If international institutions and the government want to empower women by increasing women’s access to formal waged labour, it is necessary to ensure fair wages and significantly improved working conditions for women. Even so, the formal labour market may not be an option for many poor women. What a close study of the empirical data reveals is that there is no ready solution to empower such women to enter the labour market. As I emphasise, poor women need support to engage in a diverse and plural repertoire of livelihood strategies. They need to have access to wage labour some days of the week or month. On other days, they will have to necessarily depend on one or more self-employment activities because of the inability to leave their homes, even if these remain at the survival end of the self-employment continuum. This need for flexibility and diversity must be recognised and responded to by the State at this moment of economic crisis, including by foregrounding (or supporting) a robust social welfare programme.
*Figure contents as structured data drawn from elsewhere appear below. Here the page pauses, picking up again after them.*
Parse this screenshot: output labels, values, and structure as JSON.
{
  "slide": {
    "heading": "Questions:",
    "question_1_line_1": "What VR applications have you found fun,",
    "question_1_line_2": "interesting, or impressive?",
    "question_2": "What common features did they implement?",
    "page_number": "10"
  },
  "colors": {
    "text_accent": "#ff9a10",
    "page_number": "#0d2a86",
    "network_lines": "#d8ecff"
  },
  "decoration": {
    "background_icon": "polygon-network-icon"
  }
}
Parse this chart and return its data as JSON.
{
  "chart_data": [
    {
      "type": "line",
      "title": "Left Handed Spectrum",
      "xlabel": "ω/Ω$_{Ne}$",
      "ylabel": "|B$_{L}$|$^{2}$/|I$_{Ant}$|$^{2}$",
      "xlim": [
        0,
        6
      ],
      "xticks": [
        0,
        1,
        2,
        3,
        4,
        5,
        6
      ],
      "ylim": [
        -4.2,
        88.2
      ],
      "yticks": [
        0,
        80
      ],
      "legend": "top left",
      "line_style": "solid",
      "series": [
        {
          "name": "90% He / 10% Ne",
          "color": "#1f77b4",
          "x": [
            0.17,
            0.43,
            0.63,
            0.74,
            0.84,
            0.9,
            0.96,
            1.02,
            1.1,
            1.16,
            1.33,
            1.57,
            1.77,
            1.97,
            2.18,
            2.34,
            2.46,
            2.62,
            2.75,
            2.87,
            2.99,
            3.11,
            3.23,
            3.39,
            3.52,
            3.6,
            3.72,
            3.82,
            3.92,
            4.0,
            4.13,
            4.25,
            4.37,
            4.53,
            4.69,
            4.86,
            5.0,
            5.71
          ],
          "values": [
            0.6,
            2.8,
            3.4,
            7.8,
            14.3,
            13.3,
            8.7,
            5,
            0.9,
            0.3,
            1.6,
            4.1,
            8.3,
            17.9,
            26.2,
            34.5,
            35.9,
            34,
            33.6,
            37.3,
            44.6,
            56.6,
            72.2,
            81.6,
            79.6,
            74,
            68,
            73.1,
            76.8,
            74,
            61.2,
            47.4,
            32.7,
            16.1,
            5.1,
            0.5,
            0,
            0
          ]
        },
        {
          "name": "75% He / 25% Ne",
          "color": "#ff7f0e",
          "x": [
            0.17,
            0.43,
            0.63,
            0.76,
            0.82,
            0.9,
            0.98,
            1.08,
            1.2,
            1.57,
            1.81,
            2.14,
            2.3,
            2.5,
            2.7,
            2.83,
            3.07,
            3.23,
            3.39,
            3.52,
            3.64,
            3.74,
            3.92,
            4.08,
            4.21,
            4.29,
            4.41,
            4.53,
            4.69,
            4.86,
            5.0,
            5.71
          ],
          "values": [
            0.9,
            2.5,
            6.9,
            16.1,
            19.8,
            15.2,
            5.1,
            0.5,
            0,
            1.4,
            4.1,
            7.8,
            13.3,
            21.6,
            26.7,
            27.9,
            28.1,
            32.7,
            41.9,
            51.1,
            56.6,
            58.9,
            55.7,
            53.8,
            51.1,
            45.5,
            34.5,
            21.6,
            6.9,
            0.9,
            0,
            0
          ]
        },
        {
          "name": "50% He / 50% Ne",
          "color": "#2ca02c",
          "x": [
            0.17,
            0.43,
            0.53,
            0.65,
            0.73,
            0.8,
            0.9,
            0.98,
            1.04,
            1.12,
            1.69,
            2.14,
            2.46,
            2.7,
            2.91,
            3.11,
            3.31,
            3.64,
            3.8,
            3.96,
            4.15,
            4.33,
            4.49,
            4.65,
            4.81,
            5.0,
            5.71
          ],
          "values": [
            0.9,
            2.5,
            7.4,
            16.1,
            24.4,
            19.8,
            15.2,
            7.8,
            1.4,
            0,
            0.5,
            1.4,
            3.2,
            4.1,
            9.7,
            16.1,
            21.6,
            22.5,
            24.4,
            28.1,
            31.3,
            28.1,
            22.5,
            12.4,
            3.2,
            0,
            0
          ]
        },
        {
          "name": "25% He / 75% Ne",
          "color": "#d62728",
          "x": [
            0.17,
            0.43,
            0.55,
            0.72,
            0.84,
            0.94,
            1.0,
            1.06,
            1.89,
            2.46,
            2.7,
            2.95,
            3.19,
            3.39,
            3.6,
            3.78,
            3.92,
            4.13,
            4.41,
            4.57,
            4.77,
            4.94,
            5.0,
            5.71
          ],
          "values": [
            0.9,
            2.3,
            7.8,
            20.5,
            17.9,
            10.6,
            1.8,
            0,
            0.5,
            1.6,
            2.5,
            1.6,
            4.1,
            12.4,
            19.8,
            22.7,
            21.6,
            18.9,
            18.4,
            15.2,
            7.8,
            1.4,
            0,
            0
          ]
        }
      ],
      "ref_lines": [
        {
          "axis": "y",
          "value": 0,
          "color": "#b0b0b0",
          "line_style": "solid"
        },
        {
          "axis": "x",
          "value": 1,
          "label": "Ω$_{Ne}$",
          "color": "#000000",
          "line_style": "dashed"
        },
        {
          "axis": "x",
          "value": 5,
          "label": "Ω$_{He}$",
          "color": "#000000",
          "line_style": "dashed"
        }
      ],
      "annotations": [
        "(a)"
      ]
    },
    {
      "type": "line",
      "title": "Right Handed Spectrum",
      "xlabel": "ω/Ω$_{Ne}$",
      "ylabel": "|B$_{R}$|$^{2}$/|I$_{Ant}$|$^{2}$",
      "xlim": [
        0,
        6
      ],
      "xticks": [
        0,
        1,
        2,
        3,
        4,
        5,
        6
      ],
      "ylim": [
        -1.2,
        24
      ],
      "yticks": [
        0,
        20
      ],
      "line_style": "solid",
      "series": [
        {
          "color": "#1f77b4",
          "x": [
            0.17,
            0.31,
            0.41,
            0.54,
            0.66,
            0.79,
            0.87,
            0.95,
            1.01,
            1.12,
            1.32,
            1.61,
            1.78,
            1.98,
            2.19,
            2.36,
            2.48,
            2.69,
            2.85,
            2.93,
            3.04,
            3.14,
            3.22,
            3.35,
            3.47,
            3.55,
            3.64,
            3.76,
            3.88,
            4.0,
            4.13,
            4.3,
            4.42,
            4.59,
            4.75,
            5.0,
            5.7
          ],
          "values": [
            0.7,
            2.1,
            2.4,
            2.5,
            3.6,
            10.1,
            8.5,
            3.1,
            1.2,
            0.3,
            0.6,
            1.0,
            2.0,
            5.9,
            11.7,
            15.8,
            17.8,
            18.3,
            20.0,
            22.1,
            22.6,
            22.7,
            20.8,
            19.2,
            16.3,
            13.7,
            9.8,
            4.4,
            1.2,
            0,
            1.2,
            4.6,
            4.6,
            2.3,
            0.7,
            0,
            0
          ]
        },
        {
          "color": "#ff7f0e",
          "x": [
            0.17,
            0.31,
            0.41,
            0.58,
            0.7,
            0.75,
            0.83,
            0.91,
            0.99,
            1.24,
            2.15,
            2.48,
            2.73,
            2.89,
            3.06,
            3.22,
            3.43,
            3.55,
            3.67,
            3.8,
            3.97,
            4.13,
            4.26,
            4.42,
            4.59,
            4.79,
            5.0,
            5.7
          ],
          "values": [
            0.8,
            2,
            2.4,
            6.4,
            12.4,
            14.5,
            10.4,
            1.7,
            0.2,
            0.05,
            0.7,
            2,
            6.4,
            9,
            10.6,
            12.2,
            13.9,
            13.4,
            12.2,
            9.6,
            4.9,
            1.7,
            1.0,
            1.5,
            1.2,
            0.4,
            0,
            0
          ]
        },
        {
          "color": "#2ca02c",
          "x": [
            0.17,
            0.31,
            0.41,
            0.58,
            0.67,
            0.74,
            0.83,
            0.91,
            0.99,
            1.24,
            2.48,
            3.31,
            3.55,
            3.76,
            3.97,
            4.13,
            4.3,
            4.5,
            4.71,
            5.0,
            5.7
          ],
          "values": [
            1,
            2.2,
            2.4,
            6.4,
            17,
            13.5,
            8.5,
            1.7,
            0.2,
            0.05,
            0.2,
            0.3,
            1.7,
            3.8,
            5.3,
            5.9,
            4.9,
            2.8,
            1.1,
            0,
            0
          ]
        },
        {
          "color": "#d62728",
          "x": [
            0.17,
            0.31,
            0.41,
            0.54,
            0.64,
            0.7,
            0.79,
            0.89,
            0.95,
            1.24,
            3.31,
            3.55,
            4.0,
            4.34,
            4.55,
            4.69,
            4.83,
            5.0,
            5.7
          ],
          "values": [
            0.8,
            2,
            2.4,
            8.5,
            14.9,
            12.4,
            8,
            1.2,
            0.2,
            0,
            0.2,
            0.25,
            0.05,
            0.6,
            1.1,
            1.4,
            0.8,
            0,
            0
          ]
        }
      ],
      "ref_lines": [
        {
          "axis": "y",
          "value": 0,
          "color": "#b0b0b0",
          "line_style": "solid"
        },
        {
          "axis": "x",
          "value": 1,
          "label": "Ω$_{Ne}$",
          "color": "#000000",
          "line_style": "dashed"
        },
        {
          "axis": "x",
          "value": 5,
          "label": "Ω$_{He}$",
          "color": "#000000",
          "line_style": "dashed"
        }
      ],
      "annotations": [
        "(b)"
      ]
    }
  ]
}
There is already enough evidence that women’s household burdens are increasing in the context of the rising cost of living, power cuts, gas shortages, and fuel shortages. Poor and even middle-class women who were using gas for cooking may now be forced to use firewood which is laborious to collect and more time consuming to use, as well as bad for their health. To manage the rising cost of living, women have to include home-gardening of vegetables among their daily tasks. They are walking to places where they used to take a bus or a trishaw, adding to their time-poverty. So, if international institutions, the government, policy makers, and economists are going to talk about women’s labour force participation, it is necessary to talk about it in all its complexity. Because if it is pursued as an end in itself without addressing the structural causes of women’s economic inequality, and without broadening our definition of what constitutes labour, we run the risk of entrenching or even worsening gender inequality.